Fallita la collaborazione con Diaghilev, Depero non si dette per vinto e miniaturizzò i suoi esperimenti nei «Balli plastici», uno dei più geniali contributi al teatro futurista. I coloriti fantocci e la spiritosa scenotecnica sempre improntata ad un vivace cromatismo segnarono una tappa importante nello spettacolo del nostro tempo, fungendo anche da caposcuola. Basta pensare al Triadisches Ballet di Oscar Schlemmer, uno dei capisaldi dell’avanguardia tedesca degli Anni Venti, chiaramente ispirato a Depero. I «Balli plastici» andarono in scena al Teatro dei Piccoli a Roma nel 1918, con l’apporto musicale di due grandi compositori come Gianfrancesco Malipiero e Alfredo Casella, quest’ultimo anche in veste di direttore d’orchestra.
Quasi contemporaneamente Prampolini proponeva un meno fortunato tentativo di Balli meccanici, rimasto sostanzialmente allo stato di progetto e come spesso avveniva per questo fecondo teorico, che in seguito scriverà: «Con la Pantomima futurista ho inteso di porre in collaborazione tutte le arti dell'azione visiva, plastica e dinamica... Soggetto, musica, coreografia collaborano per creare in una unità scenica lo spettacolo per realizzare un sincronismo meccanico fra l’arte del suono e quella del gesto». In questo Manifesto, del 1927, in cui teorizzava pure una vaga «coreoplastica» da sostituire futuristicamente alla coreografia Prampolini riprendeva sostanzialmente la generosa utopia del teatro totale di Diaghilev e anticipava molte idee del nostro tempo, da Béjart in avanti.

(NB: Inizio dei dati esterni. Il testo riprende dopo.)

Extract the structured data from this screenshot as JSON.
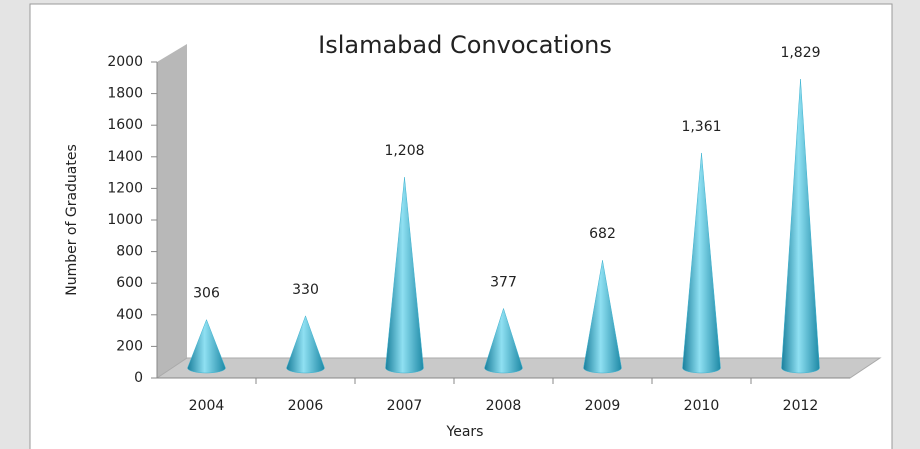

La «fusione delle arti», come li chiamavano i futuristi, era già stata sperimentata del resto dallo stesso Prampolini al Théàtre de la Madeleine di Parigi nel 1927-28, con trentuno rappresentazioni che coinvolsero alcun bei nomi dell’arte italiana, a partire da Pirandello con La Salamandra, «sogno mimico» musicato da Massimo Bontempelli che della composizione faceva qualcosa in più di un semplice «violon d’Ingres». Tra le cose più memorabili in cartellone anche L’ora del fantoccio di Luciano Folgore con musica di Casella, La nascita di Ermafrodito di Vittorio Orazi musicato da Respighi e Cocktail dello stesso Marinetti per la musica di Silvio Mix.
Anche il teatro della Pantomima futurista ebbe effimero destino e brevi stagioni in Italia dopo il battesimo a Parigi. Ma l’influenza indiretta delle teorie innovatrici del movimento andò ben oltre l’apporto diretto agli spettacoli con esplicita etichetta futurista, lanciando energici sassi nel sonnacchioso stagno del balletto europeo ancora attardate soprattutto in Italia, tra gli stanchi epigoni neo-romantici o del «ballo grande» tardo ottocentesco.